When I lived in Berkeley some years ago, the U. S. aircraft carrier Enterprise ran aground on a sand bar in San Francisco Bay.  It was visible  from all the high-rises and skyscrapers in the East Bay and San Francisco.  Since the incident  happened on a weekday, tens of thousands of office workers watched as attempts were made to refloat the carrier.  Finally almost the entire 3,000- man crew was ranked on one side of the main deck.  Their weight  tilted the big ship.  With tug boats pushing from the other side, it slid loose.  The procedure made for a fabulous page-one picture in the San Francisco Chronicle.
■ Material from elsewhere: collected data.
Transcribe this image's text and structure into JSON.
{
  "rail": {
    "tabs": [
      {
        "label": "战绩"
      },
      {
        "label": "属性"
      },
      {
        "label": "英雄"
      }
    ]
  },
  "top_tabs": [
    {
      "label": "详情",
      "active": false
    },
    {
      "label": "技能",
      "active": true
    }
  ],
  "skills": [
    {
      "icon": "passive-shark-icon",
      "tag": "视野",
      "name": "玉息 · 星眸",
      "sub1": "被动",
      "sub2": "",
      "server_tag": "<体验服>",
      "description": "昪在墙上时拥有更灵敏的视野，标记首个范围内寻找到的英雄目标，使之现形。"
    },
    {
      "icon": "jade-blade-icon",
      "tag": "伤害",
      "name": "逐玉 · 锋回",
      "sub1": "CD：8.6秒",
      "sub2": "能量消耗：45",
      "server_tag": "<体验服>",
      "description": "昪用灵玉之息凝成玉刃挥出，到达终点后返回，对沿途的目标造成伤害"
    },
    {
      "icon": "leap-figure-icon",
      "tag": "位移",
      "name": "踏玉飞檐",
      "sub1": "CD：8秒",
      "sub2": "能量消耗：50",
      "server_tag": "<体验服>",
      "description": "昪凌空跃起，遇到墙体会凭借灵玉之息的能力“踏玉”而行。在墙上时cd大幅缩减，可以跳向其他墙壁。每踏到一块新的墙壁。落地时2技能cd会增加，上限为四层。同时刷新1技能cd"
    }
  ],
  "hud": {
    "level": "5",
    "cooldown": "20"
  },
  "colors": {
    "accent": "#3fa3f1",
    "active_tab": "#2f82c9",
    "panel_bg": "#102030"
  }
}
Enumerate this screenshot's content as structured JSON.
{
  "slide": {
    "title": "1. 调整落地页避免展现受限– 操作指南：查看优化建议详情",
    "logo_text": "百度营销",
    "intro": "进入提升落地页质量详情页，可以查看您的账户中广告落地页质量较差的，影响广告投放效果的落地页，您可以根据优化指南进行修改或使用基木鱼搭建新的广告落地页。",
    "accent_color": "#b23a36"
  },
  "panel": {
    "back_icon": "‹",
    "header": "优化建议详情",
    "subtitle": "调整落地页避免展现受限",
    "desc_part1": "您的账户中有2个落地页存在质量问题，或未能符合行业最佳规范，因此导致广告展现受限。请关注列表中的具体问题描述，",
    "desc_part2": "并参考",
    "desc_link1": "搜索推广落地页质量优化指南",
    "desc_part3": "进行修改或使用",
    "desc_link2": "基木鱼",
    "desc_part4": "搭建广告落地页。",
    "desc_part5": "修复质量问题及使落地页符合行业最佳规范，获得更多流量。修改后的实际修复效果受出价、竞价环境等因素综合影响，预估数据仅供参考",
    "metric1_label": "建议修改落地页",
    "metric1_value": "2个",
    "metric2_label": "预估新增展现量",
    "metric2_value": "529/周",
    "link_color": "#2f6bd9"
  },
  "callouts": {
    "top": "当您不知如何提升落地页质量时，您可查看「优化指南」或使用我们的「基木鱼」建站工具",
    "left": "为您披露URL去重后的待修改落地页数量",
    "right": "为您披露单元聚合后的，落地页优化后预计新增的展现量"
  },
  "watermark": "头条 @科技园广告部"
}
The then-Captain of the Enterprise subsequently got a demotion.  In the Navy, it’s disastrous  for your career to either run into another vessel or to run aground.  The Daily Mail suggests that the skipper of  HMS Astute might face a court-martial depending on what the investigation discovers.  In any event, the most advanced ships (or planes or computers) in the world are only as smart as the people designing, building and  running them on a given day.